From a psychological perspective, attending football matches increases social support, motivation, confidence, and social identity. Each of these factors could be removed for the sake of money. Fans will not be able to attend every match their team plays as they play across Europe and perhaps further afield, potentially destroying many fans identities. Already after the announcement was made for the ESL, fans of the ‘big six’ have shown themselves destroying season tickets and angered their dismay toward their own clubs. This disparity for people will continue as at no point have fans been involved in the process. Fan boards of each club have come out condemning the ownership of their own clubs, shocked at the lack of clarity shown.
As a national league fan myself, I have little stakes in this perceived project, however for the young fan coming through, the dream is dead. As a young boy playing video games, I dreamt of taking my team to European glory from League 2. With the creation of the ESL, that child’s dream has been crushed for greed and finance.
However, let it be known that the greed and arrogance of premier league owners is not just emerging. Newcastle United have demonstrated for years the dismay and devastation that an arrogant owner can cause. Newcastle fans have somewhat dealt with this exact predicament for years, a rich, arrogant owner, destroying the club they fell in love with.

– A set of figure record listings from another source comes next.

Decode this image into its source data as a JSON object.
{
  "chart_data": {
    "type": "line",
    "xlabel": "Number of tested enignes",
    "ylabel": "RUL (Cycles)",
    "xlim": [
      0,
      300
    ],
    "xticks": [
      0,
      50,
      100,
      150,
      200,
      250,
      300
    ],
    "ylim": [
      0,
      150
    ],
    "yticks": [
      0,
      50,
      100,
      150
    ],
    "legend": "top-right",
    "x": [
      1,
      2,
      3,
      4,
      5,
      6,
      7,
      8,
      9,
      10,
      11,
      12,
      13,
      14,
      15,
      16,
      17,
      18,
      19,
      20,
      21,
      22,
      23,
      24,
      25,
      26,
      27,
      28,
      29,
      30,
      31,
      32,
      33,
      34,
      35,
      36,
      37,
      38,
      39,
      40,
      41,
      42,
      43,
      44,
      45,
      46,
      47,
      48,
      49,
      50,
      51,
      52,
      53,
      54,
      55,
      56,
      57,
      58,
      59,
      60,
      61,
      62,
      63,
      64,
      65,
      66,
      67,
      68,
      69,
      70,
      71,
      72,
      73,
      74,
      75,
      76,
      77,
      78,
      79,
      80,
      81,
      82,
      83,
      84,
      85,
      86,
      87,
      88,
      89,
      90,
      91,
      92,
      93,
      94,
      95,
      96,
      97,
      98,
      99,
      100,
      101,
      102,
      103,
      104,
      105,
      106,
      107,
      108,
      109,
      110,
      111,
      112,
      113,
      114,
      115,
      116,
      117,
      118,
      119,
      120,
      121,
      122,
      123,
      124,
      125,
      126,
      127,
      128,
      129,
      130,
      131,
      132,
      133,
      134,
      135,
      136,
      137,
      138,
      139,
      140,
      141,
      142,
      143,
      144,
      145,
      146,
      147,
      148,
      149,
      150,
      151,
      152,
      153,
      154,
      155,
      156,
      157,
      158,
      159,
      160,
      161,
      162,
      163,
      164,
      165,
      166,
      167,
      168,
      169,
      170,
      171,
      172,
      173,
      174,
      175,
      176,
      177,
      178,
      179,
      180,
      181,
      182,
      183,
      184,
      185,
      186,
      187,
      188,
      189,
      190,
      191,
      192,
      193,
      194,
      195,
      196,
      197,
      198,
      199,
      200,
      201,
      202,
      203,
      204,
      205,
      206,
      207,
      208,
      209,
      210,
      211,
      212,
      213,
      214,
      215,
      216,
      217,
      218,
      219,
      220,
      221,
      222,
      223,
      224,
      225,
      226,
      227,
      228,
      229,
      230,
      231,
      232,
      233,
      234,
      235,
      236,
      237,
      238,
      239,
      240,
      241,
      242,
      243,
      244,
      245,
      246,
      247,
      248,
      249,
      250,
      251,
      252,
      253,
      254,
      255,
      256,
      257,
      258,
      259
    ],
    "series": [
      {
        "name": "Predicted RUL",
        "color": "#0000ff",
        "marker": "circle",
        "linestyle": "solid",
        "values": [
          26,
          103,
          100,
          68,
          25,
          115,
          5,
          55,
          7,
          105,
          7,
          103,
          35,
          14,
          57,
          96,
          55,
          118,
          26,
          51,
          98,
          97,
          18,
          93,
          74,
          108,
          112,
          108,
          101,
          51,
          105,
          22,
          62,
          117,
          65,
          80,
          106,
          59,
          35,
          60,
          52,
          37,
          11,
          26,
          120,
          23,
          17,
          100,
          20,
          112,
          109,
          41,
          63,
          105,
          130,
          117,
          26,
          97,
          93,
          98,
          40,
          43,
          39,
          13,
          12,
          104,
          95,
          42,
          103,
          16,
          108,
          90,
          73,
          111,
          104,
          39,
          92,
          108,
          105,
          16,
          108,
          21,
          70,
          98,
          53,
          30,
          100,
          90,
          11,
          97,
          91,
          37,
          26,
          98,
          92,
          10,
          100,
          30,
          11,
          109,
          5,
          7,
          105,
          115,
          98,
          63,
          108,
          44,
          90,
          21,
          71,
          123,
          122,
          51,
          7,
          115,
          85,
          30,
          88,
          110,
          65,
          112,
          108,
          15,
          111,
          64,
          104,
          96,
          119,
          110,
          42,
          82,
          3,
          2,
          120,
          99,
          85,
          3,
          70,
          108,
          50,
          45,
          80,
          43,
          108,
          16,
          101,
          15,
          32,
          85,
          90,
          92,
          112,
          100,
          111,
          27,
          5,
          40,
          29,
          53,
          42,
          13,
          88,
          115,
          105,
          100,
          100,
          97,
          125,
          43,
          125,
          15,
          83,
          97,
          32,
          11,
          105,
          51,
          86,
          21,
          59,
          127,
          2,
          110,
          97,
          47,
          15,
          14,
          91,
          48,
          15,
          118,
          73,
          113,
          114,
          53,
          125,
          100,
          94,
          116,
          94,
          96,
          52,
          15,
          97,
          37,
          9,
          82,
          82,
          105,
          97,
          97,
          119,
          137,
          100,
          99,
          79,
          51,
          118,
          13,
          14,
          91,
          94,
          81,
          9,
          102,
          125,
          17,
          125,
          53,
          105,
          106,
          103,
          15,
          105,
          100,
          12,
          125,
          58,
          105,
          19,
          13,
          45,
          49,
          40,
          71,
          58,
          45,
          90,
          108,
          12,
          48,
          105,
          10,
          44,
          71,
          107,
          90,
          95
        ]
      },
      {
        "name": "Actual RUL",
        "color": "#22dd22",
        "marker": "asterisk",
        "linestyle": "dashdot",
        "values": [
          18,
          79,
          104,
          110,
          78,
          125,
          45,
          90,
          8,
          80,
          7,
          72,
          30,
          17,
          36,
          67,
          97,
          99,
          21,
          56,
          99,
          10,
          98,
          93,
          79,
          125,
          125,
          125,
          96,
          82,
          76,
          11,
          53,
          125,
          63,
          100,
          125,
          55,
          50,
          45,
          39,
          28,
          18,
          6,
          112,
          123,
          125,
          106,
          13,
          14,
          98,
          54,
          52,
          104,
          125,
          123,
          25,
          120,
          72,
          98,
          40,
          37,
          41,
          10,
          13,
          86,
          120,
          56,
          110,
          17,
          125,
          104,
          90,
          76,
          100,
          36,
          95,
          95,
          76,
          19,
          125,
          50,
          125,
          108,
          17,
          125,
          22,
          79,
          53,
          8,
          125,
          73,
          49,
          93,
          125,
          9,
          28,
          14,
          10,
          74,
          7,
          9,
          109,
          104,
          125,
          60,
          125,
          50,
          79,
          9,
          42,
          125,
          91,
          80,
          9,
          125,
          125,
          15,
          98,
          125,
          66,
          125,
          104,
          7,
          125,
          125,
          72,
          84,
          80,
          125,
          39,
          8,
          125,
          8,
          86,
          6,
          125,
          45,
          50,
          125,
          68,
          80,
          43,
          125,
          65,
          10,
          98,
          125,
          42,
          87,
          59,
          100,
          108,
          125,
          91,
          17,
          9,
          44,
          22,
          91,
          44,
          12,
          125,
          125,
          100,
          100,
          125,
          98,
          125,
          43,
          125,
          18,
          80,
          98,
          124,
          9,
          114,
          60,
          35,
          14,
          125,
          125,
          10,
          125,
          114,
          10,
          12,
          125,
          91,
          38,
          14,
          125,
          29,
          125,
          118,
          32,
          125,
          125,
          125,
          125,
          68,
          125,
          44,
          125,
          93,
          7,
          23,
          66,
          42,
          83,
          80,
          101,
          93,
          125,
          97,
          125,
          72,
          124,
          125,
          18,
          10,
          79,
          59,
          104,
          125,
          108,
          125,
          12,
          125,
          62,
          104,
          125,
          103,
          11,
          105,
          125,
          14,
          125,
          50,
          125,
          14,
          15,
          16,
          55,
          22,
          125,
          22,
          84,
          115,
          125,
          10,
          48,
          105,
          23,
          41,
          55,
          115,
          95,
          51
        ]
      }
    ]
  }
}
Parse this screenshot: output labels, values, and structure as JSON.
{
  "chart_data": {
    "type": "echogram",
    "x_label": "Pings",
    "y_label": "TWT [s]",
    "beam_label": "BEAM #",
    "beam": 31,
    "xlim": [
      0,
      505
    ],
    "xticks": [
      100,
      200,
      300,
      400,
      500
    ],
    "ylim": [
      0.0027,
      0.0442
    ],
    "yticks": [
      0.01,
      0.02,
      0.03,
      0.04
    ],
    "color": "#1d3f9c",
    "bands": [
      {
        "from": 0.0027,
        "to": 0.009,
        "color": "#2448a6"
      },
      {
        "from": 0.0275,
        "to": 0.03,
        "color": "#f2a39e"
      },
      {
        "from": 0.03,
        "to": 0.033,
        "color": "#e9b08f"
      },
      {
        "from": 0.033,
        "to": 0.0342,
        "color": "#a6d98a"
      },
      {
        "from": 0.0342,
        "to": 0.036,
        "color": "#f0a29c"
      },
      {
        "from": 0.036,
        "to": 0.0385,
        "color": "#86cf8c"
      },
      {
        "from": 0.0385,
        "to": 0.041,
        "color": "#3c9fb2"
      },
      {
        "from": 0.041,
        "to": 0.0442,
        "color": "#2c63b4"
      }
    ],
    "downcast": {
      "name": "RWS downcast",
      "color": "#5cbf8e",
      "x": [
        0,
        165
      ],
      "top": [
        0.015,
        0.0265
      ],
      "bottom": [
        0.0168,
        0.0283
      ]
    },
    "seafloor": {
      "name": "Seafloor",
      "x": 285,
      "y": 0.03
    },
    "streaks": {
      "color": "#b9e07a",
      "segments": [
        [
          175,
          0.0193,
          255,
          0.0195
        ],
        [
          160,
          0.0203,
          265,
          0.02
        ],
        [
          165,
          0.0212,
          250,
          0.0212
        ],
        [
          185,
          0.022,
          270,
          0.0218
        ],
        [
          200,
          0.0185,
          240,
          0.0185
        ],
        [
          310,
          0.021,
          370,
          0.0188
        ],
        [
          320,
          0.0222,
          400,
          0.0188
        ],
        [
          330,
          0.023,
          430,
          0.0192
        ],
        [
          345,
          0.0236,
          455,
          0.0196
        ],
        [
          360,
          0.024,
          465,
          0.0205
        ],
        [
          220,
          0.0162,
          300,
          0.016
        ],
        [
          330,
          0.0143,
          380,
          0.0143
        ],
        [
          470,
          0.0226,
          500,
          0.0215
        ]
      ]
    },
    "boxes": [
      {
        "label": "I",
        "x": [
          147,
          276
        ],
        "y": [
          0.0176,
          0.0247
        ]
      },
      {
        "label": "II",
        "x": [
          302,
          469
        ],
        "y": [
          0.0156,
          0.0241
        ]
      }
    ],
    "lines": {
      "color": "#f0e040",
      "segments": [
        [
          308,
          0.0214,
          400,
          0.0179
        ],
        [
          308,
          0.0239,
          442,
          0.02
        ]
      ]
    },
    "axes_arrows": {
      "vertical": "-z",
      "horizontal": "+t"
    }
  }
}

Following this, no one is independent to this problem. Sky Sports, BT Sports, The Premier League, UEFA, and FIFA all have a part to play in monopolizing and dividing the game that we love. Each of these organisations happily funded and essentially created the ‘big 6’ that we see today. UEFA and FIFA also particularly have numerous questions to answer in relation to corruption. None of these organisations are perfect, and the state of football in its current format is also not perfect, however none of these organisations removed the fundamentals of sport as we know it.
Ultimately, professional football is a working man’s game, derived from the working class of northern England and Scotland over 100 years ago. Community and identity were at the heart of the game. Football was for the people, and each community was happy to get behind their club, and dream of winning the FA cup. Nowadays, almost every town in England has its own football team, and communities all over the country come together in support of their team. The suggestion of the ESL destroys this. The romance of the cup, and the dream of these communities goes up in shatters. Football clubs are not franchises, and mean more to some people than these owners will ever understand.